Lobberich Tobias Liedtke (13/7), David Schönkes (8), Christopher Liedtke (5), Dirk Sartingen (4), Matthias Orlea (3), Julian van Kessel.
Verbandsliga Die Handballer des TSV Kaldenkirchen wussten nicht, was sie mit dieser 32:34-Niederlage beim Tabellenführer Adler Königshof anfangen sollten. Sollten sie stolz sein auf eine grandiose Leistung oder eher sauer auf sich selbst, weil sie einen Vorsprung von sieben Toren nicht über die letzte Viertelstunde retten konnten?
Es war wohl beidem etwas. "Wir waren einfach zu blöd", sagte Sigitas Saulenas. Adler Königshof hat in dieser Saison noch kein einziges Spiel verloren. Gegen Kaldenkirchen war es fast so weit – aber eben auch nur fast. "Die sieben Tore muss man einfach retten", ärgerte sich Spielertrainer Christian Konrads.
Alternativen fehlten
Doch Kaldenkirchen ist nicht Königshof. Ohne Max Greven (Magen-Darm-Grippe) und Volker Terhaag (Nasenbeinbruch) fehlten dem Team die Alternativen. Die Konzentration ließ zunehmend nach. Kaldenkirchen kassierte laut Konrads einige "komische Zeitstrafen." Königshof kam dank der individuellen Klasse Tor um Tor auf. Nach dem Ausgleich zog der TSV aber noch einmal auf drei Tore davon, ehe Königshof sich in den letzten zwei Minuten doch noch den glücklichen Sieg sicherte.

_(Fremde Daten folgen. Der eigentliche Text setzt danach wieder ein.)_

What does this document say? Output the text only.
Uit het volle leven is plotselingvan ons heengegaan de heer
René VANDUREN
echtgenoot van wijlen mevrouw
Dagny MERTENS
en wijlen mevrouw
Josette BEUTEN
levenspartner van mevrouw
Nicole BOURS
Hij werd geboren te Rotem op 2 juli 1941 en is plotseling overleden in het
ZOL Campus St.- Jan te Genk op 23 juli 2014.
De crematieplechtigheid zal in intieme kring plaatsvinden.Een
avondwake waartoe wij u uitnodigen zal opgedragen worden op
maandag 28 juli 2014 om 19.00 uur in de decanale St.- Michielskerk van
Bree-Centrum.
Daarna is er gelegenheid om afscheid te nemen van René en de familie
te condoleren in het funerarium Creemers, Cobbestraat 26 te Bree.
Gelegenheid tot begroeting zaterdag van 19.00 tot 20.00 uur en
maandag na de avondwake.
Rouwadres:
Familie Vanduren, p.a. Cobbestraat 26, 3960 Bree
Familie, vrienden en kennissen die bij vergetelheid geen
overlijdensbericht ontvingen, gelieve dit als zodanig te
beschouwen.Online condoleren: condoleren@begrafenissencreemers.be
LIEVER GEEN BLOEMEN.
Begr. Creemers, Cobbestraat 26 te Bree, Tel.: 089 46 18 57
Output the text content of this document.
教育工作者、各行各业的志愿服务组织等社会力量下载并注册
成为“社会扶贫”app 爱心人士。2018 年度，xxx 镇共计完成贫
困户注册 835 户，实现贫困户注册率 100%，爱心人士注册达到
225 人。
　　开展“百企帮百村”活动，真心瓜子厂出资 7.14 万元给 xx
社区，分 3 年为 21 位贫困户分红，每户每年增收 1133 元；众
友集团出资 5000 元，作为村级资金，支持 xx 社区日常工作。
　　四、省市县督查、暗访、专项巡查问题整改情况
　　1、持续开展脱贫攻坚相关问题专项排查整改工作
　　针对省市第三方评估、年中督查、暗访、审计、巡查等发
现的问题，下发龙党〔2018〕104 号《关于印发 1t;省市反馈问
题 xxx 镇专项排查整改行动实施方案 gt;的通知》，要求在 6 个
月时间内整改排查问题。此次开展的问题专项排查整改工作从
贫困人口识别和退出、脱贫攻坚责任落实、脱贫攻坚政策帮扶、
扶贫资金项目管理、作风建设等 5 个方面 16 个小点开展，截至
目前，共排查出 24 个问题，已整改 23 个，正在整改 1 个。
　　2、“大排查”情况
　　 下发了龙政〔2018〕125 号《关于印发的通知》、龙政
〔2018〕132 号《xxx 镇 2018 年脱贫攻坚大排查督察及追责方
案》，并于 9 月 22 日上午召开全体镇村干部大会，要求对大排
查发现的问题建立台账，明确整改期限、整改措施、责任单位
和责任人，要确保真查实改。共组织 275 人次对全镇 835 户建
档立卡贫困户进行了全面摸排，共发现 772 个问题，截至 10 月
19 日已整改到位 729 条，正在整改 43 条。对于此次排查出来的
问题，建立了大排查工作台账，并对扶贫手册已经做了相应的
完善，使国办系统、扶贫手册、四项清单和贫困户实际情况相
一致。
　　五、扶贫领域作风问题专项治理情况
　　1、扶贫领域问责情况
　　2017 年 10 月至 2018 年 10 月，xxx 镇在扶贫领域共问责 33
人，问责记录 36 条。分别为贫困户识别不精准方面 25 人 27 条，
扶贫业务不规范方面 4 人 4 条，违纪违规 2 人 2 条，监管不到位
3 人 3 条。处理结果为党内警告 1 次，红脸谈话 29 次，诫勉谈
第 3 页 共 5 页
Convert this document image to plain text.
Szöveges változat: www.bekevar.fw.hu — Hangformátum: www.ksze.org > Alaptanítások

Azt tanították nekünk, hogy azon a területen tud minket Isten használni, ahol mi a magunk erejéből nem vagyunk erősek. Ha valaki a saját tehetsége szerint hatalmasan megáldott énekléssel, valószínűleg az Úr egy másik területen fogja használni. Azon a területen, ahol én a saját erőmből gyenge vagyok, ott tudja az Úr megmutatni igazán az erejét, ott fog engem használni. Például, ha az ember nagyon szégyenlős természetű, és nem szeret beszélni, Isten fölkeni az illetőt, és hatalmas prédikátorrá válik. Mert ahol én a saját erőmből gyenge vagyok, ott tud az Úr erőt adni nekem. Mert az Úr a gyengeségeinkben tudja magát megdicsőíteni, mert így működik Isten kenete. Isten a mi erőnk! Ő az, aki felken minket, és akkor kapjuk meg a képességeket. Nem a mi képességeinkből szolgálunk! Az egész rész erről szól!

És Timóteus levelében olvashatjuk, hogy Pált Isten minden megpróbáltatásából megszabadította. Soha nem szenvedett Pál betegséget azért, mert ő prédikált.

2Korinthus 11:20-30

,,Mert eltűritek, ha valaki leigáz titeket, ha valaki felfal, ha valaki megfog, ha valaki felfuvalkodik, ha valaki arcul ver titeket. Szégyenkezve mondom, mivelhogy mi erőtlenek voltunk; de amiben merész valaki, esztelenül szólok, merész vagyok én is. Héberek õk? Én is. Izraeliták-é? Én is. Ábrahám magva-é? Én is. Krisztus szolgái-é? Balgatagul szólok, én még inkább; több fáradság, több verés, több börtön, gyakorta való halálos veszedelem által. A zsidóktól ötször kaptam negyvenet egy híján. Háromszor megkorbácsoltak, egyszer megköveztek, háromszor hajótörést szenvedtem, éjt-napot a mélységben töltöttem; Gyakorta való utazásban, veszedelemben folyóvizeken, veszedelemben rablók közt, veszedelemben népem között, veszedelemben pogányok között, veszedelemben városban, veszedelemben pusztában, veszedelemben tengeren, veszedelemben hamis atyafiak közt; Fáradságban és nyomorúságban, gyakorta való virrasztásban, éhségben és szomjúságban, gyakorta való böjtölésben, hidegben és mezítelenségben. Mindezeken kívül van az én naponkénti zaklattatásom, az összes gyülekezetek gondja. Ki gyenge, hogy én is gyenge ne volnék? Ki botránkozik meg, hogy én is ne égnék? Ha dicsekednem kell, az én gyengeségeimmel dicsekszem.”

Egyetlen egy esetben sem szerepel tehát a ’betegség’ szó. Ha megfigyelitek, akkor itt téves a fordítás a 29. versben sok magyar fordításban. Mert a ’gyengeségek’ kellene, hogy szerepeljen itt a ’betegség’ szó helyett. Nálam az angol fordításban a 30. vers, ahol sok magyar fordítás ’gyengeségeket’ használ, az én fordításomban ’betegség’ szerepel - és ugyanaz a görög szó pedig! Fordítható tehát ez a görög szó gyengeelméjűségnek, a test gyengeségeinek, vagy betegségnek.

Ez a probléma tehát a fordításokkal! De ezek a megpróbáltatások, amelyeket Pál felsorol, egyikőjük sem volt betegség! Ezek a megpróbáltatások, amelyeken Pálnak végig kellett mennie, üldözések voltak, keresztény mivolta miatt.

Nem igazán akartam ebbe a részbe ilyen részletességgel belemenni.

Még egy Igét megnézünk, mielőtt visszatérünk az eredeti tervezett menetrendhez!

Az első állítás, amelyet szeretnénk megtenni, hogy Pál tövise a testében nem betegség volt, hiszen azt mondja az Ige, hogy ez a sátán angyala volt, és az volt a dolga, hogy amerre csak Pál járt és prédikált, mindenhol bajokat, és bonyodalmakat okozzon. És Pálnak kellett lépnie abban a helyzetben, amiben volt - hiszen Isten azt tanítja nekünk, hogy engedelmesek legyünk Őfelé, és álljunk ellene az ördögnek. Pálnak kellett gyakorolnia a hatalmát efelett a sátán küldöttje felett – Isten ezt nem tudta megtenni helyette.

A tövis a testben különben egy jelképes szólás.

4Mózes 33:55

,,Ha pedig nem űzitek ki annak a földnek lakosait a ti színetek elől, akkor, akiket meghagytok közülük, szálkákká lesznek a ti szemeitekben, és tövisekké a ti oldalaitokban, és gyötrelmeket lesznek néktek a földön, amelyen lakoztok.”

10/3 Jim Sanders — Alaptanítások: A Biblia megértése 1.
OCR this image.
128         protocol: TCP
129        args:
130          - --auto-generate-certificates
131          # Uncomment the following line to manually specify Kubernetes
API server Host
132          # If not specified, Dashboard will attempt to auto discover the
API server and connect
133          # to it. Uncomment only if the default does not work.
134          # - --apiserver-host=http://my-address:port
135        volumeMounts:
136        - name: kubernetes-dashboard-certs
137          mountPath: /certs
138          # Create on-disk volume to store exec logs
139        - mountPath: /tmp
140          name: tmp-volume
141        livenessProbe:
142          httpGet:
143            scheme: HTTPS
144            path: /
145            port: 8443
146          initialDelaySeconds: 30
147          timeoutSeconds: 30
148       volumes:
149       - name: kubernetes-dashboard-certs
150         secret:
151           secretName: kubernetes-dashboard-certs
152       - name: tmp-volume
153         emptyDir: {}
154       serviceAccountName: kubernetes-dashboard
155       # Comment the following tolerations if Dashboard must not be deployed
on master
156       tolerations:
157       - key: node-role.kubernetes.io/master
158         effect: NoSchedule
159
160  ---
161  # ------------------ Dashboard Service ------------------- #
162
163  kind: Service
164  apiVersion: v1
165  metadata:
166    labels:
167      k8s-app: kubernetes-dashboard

"Wir hätten sicher einen Punkt verdient gehabt, denn wir haben aufopferungsvoll gekämpft. Aber in Unterzahl hatten wir in den Schlussminuten einfach kein Glück", sagte Konrads.
Der TV Lobberich siegte hingegen mit 34:32 gegen die HSG Mülheim/Oberhausen. "Das war ein Sieg des Willens. Wir haben das Spiel über die Disziplin gebogen", sagte Trainer Dieter Pietralla. Die Gäste erwischten den besseren Start. Über 7:4 und 8:5 führten sie bis zum 16:15 zur Pause. "Mülheim hat robust gespielt. Sie waren sehr präsent in der Abwehr und haben ihre Angriffe aus der Defensive sehr konzentriert vorgetragen", erklärte Pietralla.
Bei seiner Mannschaft hingegen funktionierte die Abwehr nicht wie gewünscht. "Aus der 6:0-Formation sind wir im Zentrum immer zu weit herausgerückt", berichtete der Trainer. Erst als Christopher Liedtke als vorgezogener Abwehrspieler die Wege zustellte, begann Mülheim Fehler zu machen.
Lobberich bekam das Spiel nun zusehends besser in den Griff, ohne sich allerdings richtig absetzen zu können. Für Dennis Föhles, der völlig abgemeldet war und kein einziges Tor warf, sprangen vor allem David Schönkes von der anderen Rückraumseite und Tobias Liedtke in die Bresche. David Schönkes erzielte acht Tore. Liedtke gar 13, davon sieben Siebenmeter.